Today’s event attracted 15 entries, who Karauria said were “all out of our comfort zone” in front of a largely tourist audience and using wool tables made from wooden shipping pallets.

Auckland show board member and shearing and woolhadling commentator Phil O’Shaughnessy said beforehand there hadn’t been a lot of sheep to be found in Auckland – “nor wool tables.”

Karauria won $900, Potae $500 and Henare $250, but the winner said: “No one really comes up for the money. It’s the title that counts.”

It was the third day of the show’s annual Northern Shears, shearing dominating the first two days in which Golden Shears winners Rowland Smith, of Hastings, and Tegwyn Bradley, of Woodville, claimed the Open and Senior titles respectively. Daniel Seed, also of Woodville, and Reuben Alabaster, of Taihape, won the Intermediate and Junior shearing finals respectively.

Show vice-president Duncan McNab said the shearing and woolhandling, with thousands of showgoers passing by in the pavilion where the cmpetition and displays were held, remained at “a high level.”

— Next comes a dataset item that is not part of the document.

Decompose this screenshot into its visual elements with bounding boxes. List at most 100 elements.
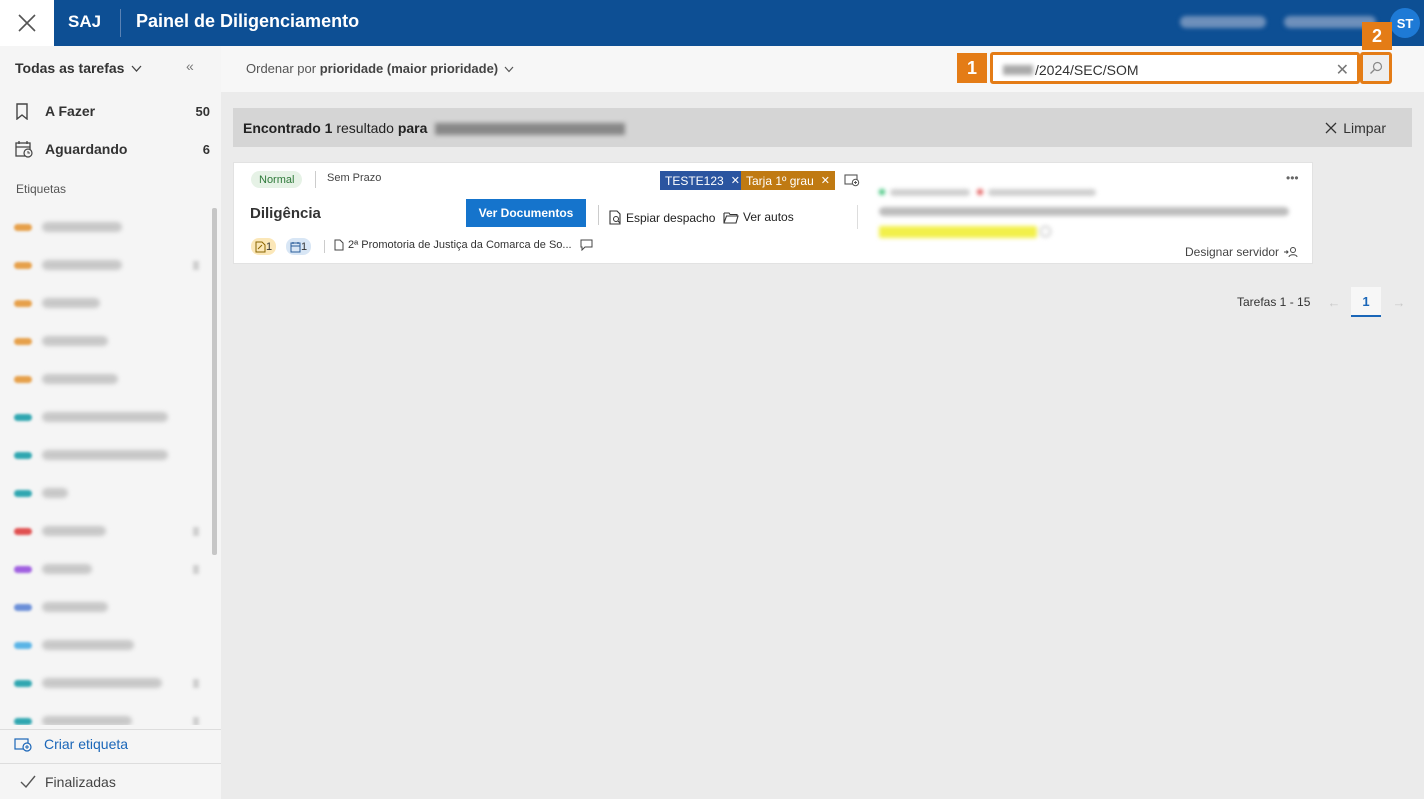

Mr O’Shaughnessy said adding the woolhandling was a success, but decisions remain to be made about ts future on the programme

Result of the Royal Easter Show Woolhandling at Auckland on Sunday, April 1, 2018:

Open final (5 fleeces): Pagan Karauria (Alexandra) 107.418pts, 1; Monica Potae (Milton) 116.67pts, 2; Joel Henare (Gisborne) 131.656pts, 3; Sheree Alabaster (Taihape) 4; Amy Karaka (Te Karaka) 5; Trish Moke Ludlow (Waipawa) 6.